The Japanese Journal of Clinical Dialysis Vol.15 No.2(10)

Theme Homocysteinemia in Association with Chronic Renal Failure
Title Hyperhomocysteinemia and unsaturated fatty acids in patients with dialysis
Publish Date 1999/02
Author Satoru Hirose Fourth Department of Internal Medicine, Saitama Medical Center, Saitama Medical School
Author Tetsuya Mitarai Fourth Department of Internal Medicine, Saitama Medical Center, Saitama Medical School
[ Summary ] A great deal of attention has been focused on hyperhomocysteinemia as one of the risk factors for atherosclerosis. Hyperhomocysteinemia is detected in the patients with end-stage renal disease. Lipid metabolism disorders, a prominent risk factor for atherosclerosis, are also observed in patients with end-stage renal disease.
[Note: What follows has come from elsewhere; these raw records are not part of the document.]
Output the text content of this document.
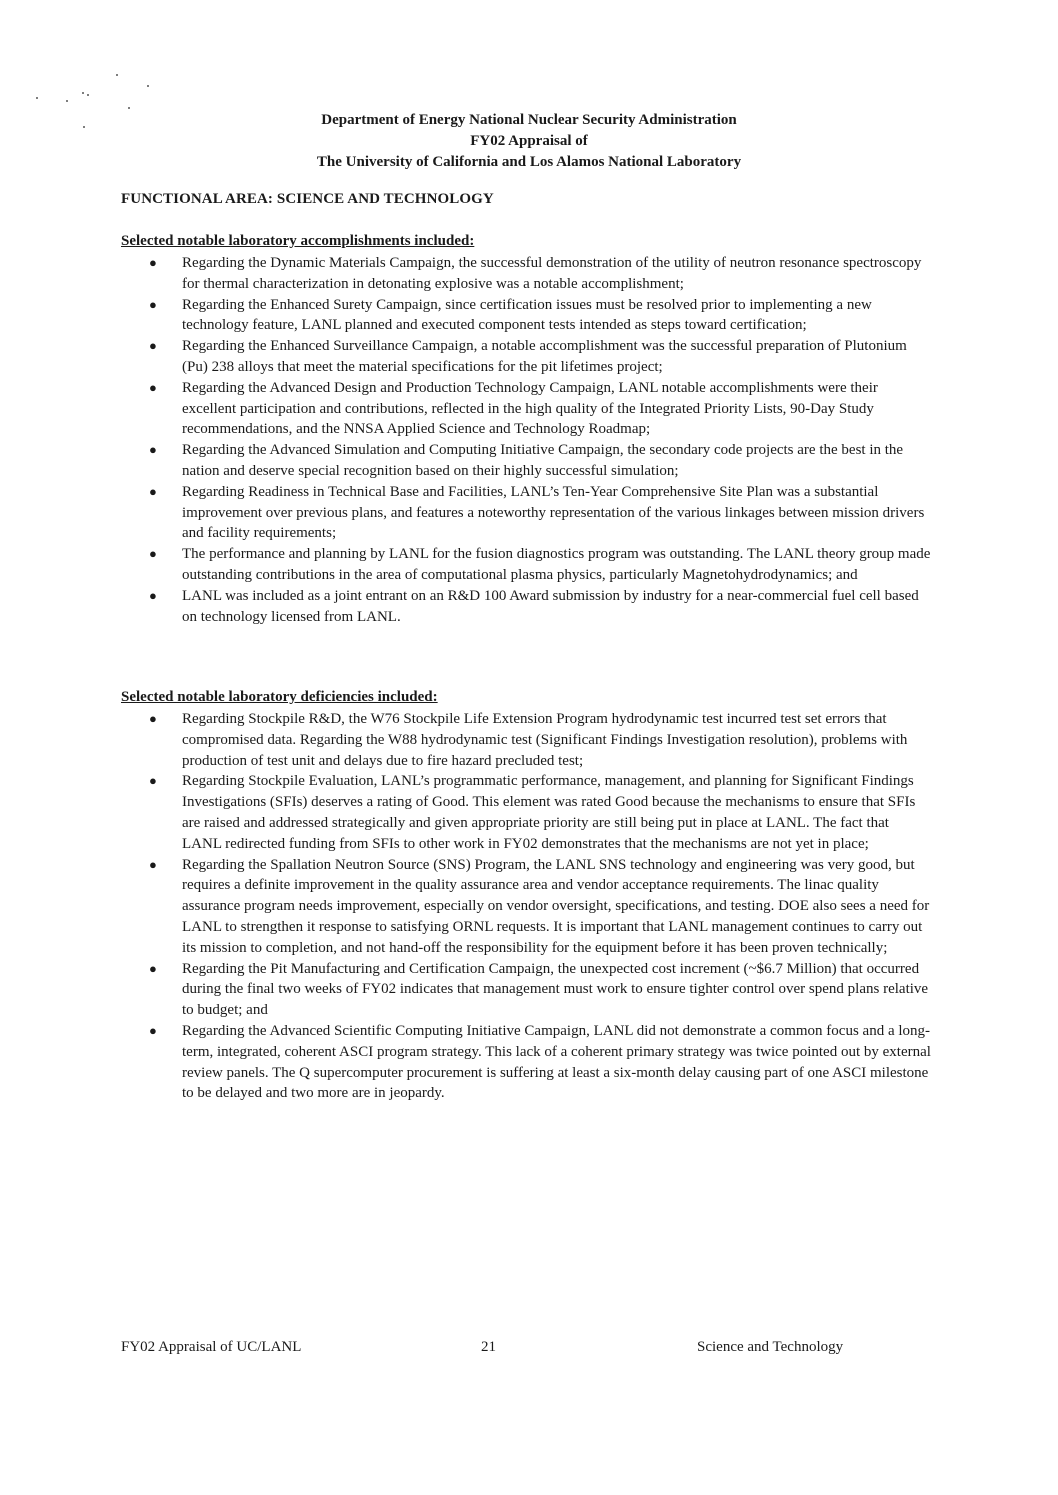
Department of Energy National Nuclear Security Administration
FY02 Appraisal of
The University of California and Los Alamos National Laboratory
FUNCTIONAL AREA: SCIENCE AND TECHNOLOGY
Selected notable laboratory accomplishments included:
● Regarding the Dynamic Materials Campaign, the successful demonstration of the utility of neutron resonance spectroscopy for thermal characterization in detonating explosive was a notable accomplishment;
● Regarding the Enhanced Surety Campaign, since certification issues must be resolved prior to implementing a new technology feature, LANL planned and executed component tests intended as steps toward certification;
● Regarding the Enhanced Surveillance Campaign, a notable accomplishment was the successful preparation of Plutonium (Pu) 238 alloys that meet the material specifications for the pit lifetimes project;
● Regarding the Advanced Design and Production Technology Campaign, LANL notable accomplishments were their excellent participation and contributions, reflected in the high quality of the Integrated Priority Lists, 90-Day Study recommendations, and the NNSA Applied Science and Technology Roadmap;
● Regarding the Advanced Simulation and Computing Initiative Campaign, the secondary code projects are the best in the nation and deserve special recognition based on their highly successful simulation;
● Regarding Readiness in Technical Base and Facilities, LANL’s Ten-Year Comprehensive Site Plan was a substantial improvement over previous plans, and features a noteworthy representation of the various linkages between mission drivers and facility requirements;
● The performance and planning by LANL for the fusion diagnostics program was outstanding. The LANL theory group made outstanding contributions in the area of computational plasma physics, particularly Magnetohydrodynamics; and
● LANL was included as a joint entrant on an R&D 100 Award submission by industry for a near-commercial fuel cell based on technology licensed from LANL.
Selected notable laboratory deficiencies included:
● Regarding Stockpile R&D, the W76 Stockpile Life Extension Program hydrodynamic test incurred test set errors that compromised data. Regarding the W88 hydrodynamic test (Significant Findings Investigation resolution), problems with production of test unit and delays due to fire hazard precluded test;
● Regarding Stockpile Evaluation, LANL’s programmatic performance, management, and planning for Significant Findings Investigations (SFIs) deserves a rating of Good. This element was rated Good because the mechanisms to ensure that SFIs are raised and addressed strategically and given appropriate priority are still being put in place at LANL. The fact that LANL redirected funding from SFIs to other work in FY02 demonstrates that the mechanisms are not yet in place;
● Regarding the Spallation Neutron Source (SNS) Program, the LANL SNS technology and engineering was very good, but requires a definite improvement in the quality assurance area and vendor acceptance requirements. The linac quality assurance program needs improvement, especially on vendor oversight, specifications, and testing. DOE also sees a need for LANL to strengthen it response to satisfying ORNL requests. It is important that LANL management continues to carry out its mission to completion, and not hand-off the responsibility for the equipment before it has been proven technically;
● Regarding the Pit Manufacturing and Certification Campaign, the unexpected cost increment (~$6.7 Million) that occurred during the final two weeks of FY02 indicates that management must work to ensure tighter control over spend plans relative to budget; and
● Regarding the Advanced Scientific Computing Initiative Campaign, LANL did not demonstrate a common focus and a long-term, integrated, coherent ASCI program strategy. This lack of a coherent primary strategy was twice pointed out by external review panels. The Q supercomputer procurement is suffering at least a six-month delay causing part of one ASCI milestone to be delayed and two more are in jeopardy.
FY02 Appraisal of UC/LANL	21	Science and Technology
There are however no studies of the relationship between hyperhomocysteinemia and lipid metabolism disorders in these patients. Hyperhomocysteinemia may induce atherosclerosis by direct injury of the vascular endothelial cells and by production of oxidated low-density lipoproteins, proceeding from the generation of active oxygen. We treated hyperhomocysteinemia in CAPD patients by using folic acid supplementation and evaluated the effects of hyperhomocysteinemia on lipid peroxydation by observing changes in serum concentrations of unsaturated fatty acids. Liner regression analysis revealed a significant negative correlation between plasma concentrations of total homocysteine and serum concentrations of vitamin E. Therefore this indicates that peroxydation of low-density lipoprotein, induced by homocysteine, may precede depletion of vitamin E contained in low density lipoprotein in patients with dialysis and with hyperhomocysteinemia. Moreover, serum concentrations of both dihomo-gamma-linolenic acid and arachidonic acid in CAPD patients with hyperhomocysteinemia were significantly lower than those of CAPD patients with normohomocysteinemia. Serum concentrations of these unsaturated fatty acids in CAPD patients, with hyperhomocysteinemia, increased significantly after correction of hyperhomocysteinemia by administering folic acid supplementation. The increase of serum concentrations of unsaturated fatty acids may be aresult of the increase of the seconcentrations in low-density lipoprotein. These findings suggest that the correction of hyperhomocysteinemia in patients with dialysis ease inhibits peroxydation of low-density lipoprotein and produces beneficial effects concerning the prevention of atherosclerosis.